The complicated story of Roman Polanski and his flight from the US over 30 years ago is starting to get very, very simple – at least when it comes to the law. The NYT reports that Polanski (and his legal representatives) have lost the appeal to have the director released from a Zurich jail following his arrest for a 2005 international warrant. The appeal was rejected by the Swiss Justice Ministry and a spokesperson for the ministry was quoted as saying the reason they rejected the request was that they felt "there is a high risk of flight" -- and it's not like you can blame them, the man does have a habit of disappearing when in the middle of a sticky situation.

That hasn't stopped his legal representatives from asking Switzerland's highest criminal court to free Polanski, but representatives from the Justice Ministry even submitted letters explaining their opposition to freeing the director. However, there is still a chance the director could be freed, and according to the NYT, "The Federal Criminal Court has said it will rule in the case in the "next weeks," and a verdict in either direction can be appealed to the country's highest judicial body, the Federal Tribunal."

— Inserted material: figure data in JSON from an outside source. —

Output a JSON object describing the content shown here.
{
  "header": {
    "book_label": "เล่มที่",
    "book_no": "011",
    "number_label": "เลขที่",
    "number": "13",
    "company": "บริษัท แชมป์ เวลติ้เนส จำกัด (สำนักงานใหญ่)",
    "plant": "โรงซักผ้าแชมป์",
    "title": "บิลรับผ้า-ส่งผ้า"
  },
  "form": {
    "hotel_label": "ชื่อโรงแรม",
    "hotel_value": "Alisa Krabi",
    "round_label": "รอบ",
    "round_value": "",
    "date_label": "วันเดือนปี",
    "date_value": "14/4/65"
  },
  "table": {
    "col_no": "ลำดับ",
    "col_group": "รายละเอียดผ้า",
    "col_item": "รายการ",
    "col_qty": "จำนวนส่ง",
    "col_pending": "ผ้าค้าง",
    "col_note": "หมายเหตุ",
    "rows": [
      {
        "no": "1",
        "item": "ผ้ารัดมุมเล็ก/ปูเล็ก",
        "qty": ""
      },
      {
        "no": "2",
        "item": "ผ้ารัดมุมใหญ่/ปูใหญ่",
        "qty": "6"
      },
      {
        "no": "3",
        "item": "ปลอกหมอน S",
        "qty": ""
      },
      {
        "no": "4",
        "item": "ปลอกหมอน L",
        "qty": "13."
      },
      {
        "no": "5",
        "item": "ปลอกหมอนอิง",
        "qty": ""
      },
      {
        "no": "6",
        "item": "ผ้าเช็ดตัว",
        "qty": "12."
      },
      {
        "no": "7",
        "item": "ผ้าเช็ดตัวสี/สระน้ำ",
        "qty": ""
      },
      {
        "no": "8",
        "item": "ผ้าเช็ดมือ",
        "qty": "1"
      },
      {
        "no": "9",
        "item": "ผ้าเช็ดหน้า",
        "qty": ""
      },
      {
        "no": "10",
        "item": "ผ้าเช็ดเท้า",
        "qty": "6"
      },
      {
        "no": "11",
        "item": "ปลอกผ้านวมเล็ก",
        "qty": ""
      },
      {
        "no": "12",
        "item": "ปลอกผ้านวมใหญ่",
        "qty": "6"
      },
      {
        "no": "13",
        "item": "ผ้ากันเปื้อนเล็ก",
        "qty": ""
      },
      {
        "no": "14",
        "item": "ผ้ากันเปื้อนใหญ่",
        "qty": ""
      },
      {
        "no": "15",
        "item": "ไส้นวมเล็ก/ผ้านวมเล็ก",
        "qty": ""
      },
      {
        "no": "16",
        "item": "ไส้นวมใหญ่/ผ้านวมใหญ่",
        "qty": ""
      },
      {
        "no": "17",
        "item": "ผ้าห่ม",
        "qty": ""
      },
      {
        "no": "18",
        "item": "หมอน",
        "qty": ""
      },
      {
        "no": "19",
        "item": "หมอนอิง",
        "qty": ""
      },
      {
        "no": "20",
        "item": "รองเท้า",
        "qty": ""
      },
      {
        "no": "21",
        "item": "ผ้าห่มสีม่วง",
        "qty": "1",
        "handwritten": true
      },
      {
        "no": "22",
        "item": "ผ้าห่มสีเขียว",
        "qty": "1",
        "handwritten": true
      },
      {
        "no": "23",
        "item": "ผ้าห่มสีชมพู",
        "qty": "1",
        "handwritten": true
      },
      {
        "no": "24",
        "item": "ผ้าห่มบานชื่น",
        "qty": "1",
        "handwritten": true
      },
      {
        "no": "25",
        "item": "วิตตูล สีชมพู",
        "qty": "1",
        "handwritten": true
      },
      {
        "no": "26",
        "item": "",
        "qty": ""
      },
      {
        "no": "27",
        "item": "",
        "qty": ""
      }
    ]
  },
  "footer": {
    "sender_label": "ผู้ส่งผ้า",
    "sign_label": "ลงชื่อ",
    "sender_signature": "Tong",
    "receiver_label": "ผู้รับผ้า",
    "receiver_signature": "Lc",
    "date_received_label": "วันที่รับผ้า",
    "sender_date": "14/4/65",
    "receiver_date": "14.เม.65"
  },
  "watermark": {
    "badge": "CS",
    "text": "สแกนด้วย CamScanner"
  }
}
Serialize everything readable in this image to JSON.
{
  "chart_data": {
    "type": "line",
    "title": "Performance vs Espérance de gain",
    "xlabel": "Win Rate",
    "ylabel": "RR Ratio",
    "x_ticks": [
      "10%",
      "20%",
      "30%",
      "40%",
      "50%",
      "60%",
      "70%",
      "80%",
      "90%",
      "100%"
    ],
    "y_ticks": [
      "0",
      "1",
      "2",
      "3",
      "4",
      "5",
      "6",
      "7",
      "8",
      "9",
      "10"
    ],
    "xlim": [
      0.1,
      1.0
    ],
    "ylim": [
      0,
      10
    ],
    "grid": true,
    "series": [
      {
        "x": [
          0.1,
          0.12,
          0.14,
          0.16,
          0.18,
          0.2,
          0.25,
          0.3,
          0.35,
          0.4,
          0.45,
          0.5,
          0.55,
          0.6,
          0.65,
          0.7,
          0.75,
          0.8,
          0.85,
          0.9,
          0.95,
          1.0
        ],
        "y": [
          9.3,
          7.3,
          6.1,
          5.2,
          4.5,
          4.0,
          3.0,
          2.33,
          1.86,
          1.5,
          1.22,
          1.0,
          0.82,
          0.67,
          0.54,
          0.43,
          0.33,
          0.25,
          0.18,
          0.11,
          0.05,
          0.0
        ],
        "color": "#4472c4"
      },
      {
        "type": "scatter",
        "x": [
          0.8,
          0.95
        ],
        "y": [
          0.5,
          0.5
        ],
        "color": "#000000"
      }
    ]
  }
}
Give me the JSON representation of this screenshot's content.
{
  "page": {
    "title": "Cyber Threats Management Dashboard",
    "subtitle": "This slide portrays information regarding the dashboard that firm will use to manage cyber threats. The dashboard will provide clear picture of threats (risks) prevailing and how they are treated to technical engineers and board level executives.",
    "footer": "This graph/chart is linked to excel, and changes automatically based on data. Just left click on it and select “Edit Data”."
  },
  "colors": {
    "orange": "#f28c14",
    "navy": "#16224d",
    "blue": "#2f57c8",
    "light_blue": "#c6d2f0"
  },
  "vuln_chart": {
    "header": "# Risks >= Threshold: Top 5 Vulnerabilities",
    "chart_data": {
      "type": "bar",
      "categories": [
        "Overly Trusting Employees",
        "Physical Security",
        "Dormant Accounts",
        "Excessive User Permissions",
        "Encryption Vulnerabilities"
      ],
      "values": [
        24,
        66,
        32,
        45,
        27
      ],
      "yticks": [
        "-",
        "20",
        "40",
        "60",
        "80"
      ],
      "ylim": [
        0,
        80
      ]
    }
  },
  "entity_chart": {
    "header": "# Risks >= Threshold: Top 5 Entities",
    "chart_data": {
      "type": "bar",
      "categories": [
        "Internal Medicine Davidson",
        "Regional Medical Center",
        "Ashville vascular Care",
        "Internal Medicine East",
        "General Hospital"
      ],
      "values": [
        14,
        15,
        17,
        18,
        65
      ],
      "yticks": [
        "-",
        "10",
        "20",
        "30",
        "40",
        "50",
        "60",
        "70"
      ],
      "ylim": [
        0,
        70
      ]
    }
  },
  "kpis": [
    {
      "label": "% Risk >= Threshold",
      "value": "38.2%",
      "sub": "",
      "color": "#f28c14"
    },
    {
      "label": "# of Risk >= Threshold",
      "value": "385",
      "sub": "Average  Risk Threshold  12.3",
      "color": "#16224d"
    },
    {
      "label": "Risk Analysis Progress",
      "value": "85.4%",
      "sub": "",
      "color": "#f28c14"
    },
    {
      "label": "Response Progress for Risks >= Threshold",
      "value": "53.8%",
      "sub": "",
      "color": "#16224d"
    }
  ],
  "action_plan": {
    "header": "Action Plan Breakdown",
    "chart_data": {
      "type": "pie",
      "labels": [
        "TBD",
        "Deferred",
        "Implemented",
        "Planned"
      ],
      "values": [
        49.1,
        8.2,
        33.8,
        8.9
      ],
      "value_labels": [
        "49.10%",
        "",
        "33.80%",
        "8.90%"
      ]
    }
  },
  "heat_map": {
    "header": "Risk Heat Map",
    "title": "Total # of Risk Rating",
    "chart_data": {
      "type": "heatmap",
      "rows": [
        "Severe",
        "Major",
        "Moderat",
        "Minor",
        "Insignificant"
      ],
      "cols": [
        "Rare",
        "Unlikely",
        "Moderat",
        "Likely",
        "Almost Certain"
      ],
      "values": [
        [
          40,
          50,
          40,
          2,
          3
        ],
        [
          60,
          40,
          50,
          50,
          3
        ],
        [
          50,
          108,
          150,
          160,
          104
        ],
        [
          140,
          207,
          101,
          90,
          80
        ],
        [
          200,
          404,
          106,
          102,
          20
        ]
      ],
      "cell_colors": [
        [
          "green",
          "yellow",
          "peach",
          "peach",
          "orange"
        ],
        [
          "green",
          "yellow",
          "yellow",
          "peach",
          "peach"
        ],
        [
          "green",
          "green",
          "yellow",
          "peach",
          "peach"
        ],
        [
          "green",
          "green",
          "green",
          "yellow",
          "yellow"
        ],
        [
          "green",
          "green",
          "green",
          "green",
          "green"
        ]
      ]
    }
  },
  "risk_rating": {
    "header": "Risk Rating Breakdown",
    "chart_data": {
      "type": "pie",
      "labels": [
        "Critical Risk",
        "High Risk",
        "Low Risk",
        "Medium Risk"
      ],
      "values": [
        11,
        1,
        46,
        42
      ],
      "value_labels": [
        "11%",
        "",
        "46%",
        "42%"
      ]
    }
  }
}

Unfortunately (for Polanski) the 'smart money' seems to be on the likelihood that the 75-year-old director will continue to wait in a Zurich jail until he is extradited to the U.S., a process that could take months. Former Justice Minister Christoph Blocher was quoted as saying, "the case against Polanski now was quite simple and that he "must be extradited." -- which is a far cry from the earlier popular opinion. The likelihood of Polanski being able to walk away from this arrest is getting slimmer by the day, and this is only the beginning -- just imagine what will happen once those 'wheels of justice' really start turning.